Eve Laing has now reached the peak of her career. Russian magnates are investing in their work, and a retrospective in New York is in preparation. As far as artistic standards are concerned, she has surpassed Mara and Wanda, her two fellow students of yore, with whom she moved to New York in the 1970s, where the persistent optimism of pop and punk culture gave them the necessary momentum. Mara has switched to psychotherapy, Wanda’s immersive and relational art does not recognize Eve, although Wanda is enjoying success around the globe with it.

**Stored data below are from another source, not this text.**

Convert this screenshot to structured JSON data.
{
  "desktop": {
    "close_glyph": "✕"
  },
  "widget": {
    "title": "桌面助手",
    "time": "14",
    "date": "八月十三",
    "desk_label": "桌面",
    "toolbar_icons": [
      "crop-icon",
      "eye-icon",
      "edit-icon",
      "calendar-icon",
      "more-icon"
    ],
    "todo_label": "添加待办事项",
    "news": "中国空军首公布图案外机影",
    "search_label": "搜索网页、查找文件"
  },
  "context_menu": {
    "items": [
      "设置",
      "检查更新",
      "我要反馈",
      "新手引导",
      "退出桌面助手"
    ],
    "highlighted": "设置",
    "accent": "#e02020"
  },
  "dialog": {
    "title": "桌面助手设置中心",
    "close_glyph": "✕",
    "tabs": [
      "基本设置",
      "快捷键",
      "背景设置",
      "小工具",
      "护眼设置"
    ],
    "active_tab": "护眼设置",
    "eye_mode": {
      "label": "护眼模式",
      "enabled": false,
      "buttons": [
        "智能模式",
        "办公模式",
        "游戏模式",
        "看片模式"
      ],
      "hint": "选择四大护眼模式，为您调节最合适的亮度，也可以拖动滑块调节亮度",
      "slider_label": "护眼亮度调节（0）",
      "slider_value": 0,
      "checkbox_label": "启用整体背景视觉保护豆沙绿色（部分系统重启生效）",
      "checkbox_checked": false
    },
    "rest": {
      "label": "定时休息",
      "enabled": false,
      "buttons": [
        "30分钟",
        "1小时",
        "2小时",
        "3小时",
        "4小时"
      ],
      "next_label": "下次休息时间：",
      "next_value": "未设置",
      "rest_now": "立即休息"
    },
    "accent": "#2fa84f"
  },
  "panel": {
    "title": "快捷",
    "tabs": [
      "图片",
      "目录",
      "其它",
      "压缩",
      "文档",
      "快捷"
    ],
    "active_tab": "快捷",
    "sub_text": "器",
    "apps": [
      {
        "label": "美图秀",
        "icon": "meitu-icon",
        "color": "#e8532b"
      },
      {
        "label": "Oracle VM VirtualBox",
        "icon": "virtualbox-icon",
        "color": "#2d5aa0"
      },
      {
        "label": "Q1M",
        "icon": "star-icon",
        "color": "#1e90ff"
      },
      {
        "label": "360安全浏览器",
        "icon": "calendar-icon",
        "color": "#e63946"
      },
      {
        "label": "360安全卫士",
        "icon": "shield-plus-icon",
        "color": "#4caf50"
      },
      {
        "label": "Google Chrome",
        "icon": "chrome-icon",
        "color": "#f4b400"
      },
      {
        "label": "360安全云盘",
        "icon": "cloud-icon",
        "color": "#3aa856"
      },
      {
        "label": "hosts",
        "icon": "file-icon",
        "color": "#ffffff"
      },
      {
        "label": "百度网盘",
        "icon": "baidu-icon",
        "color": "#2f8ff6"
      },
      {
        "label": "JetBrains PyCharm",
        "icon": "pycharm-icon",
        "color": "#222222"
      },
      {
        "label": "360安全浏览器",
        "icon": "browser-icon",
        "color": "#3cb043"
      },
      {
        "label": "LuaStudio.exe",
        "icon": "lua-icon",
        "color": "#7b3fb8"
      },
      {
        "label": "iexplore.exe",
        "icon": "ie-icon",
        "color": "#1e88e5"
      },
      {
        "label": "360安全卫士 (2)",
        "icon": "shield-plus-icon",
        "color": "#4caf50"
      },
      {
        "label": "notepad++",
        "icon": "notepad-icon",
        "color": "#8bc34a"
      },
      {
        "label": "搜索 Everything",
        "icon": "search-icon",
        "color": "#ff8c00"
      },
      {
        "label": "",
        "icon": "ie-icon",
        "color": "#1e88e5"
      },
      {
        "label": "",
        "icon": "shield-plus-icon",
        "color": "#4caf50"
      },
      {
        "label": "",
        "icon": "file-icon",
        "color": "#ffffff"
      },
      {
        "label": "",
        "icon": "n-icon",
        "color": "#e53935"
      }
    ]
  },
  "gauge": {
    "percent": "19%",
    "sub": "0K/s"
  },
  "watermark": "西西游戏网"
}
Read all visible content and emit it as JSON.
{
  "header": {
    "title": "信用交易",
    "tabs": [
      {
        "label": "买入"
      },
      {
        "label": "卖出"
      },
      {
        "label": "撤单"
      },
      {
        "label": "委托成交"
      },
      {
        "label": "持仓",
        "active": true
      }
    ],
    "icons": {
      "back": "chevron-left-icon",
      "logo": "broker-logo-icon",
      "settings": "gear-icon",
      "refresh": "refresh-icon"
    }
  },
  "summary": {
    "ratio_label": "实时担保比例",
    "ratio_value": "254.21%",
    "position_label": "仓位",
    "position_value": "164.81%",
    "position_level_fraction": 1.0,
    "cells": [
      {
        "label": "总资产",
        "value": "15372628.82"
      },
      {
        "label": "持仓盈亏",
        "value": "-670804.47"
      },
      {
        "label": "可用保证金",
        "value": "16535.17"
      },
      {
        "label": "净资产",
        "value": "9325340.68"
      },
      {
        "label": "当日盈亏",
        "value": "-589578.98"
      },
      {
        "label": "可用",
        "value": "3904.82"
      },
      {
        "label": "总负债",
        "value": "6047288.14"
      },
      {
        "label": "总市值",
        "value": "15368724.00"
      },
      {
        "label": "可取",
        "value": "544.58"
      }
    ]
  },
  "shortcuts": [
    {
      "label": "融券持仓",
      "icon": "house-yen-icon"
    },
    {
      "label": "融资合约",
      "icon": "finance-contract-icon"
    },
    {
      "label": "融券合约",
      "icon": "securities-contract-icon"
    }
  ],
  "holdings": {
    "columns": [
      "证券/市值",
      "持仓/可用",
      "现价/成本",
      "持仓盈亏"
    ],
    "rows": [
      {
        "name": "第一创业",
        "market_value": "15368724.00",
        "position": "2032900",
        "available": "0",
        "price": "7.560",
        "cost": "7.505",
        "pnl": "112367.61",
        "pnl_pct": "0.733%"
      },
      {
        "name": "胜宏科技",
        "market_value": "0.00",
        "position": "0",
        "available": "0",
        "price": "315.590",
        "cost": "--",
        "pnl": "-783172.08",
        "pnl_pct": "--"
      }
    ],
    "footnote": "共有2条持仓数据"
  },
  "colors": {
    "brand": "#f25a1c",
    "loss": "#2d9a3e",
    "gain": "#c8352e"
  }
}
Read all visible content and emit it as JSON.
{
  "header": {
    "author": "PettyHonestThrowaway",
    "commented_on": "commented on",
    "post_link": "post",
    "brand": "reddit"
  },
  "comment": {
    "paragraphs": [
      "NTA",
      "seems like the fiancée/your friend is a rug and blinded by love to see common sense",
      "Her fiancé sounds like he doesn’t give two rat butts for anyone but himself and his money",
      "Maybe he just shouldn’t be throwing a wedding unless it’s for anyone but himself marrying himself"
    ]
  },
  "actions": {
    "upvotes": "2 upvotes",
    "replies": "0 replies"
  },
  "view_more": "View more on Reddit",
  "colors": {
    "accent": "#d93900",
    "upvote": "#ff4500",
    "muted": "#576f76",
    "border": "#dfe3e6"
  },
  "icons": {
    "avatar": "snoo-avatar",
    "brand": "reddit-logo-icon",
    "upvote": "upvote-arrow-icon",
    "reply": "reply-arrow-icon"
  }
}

Eve had always seen herself as a rival of her former friends and had made it her ambition to relax their partners in the most humiliating way possible, to shatter their life plans. Mara’s adopted underage son Theo seduced her and then dropped her, which turned out to be a crash for the boy. Wanda’s partner made her drunk before she seduced him in front of Wanda’s eyes and to the hooting of the exhibition audience in one of Wanda’s exhibitions in which the artist à la Marina Abramović was present. Eve’s marriage to the architect Kristof Axness, which at the time seemed like a happy ending, has been destroyed for good.

In a caring tone, Eve devalues ​​everything that others do

She has just taken another look into the lighted living room, where her successor is already lounging on an armchair, and is now going to her studio with sleeping facilities in an abandoned industrial area in East London. There under her last work lies the bled-out corpse of her 30-year-old lover Luka. He cut his pulse in a scuffle with her after she discovered that he and his feigned love were part of an extensive intrigue with which Wanda is taking revenge for the earlier shame.

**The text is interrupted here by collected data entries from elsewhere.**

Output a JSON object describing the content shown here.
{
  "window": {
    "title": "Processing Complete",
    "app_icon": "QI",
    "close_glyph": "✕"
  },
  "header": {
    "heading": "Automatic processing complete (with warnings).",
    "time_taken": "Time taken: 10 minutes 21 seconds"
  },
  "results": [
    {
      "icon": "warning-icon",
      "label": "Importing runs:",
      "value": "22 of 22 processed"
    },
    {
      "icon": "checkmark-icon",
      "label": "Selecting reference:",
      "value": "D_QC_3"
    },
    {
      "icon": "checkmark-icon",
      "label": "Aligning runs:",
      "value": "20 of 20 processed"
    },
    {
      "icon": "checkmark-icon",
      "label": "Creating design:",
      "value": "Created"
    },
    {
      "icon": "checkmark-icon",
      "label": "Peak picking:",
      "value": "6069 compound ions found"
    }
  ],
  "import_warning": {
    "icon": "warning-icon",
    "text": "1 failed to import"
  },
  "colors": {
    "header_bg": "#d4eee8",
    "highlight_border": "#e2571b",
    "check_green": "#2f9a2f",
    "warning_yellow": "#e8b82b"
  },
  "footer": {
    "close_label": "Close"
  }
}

In an interview with the Guardian McAfee explained that she enjoyed working out the character Eve Laing, this “rather unpleasant character”, developing from an abused suburban child to a “monster of selfishness”, as the author calls it. And indeed Eve is a special personality, there is idiosyncratic fun in her malice. In a caring tone, Eve devalues ​​everything that others do, she seeks confirmation in dominance, is jealous, gives her deep blows to the left and right and boasts that she has done something good with it. If she is not thanked for this, she feels that it is an affront and takes another low blow. A counterpart would be the figure of mad scientist, the mad scientist who wants to go through with his experiments regardless of loss, who is characterized by megalomania, boastfulness and the compulsive urge to gain control over others.

Annalena McAfee: Flower shade. Novel. Translated from the English by pociao and Roberto de Hollanda. Diogenes, Zurich 2021. 327 pages, 24 euros.

It is not least thanks to the translators pociao and Roberto de Hollanda that the retold inner monologue of this artist, with its jumps and interruptions, remains exciting. Eve’s ambiguity can be reflected in individual sentences: When in retrospect she finds her “sexual desire at the time, which devoured a large part of her late teenage and early twenties, hectic and stupid”, it sounds rather cocky, as if she was talking about the past. In fact, she is playing down the damage she has done in the life of boy Theo, for example. And nothing has passed, but Eve’s desire is still used by Wanda, who sent her pretty young Luka as a kind of Trojan horse. But Eve also coins that into a triumph. With Lukas Blut as the ideal color, she completes the last part of her picture cycle and experiences it as the fulfillment of her mission. Her ruthless consistency is the consistency of the author in writing a contemporary, realistic horror novel, the cruelty of which is softened if you add a bit of irony to it.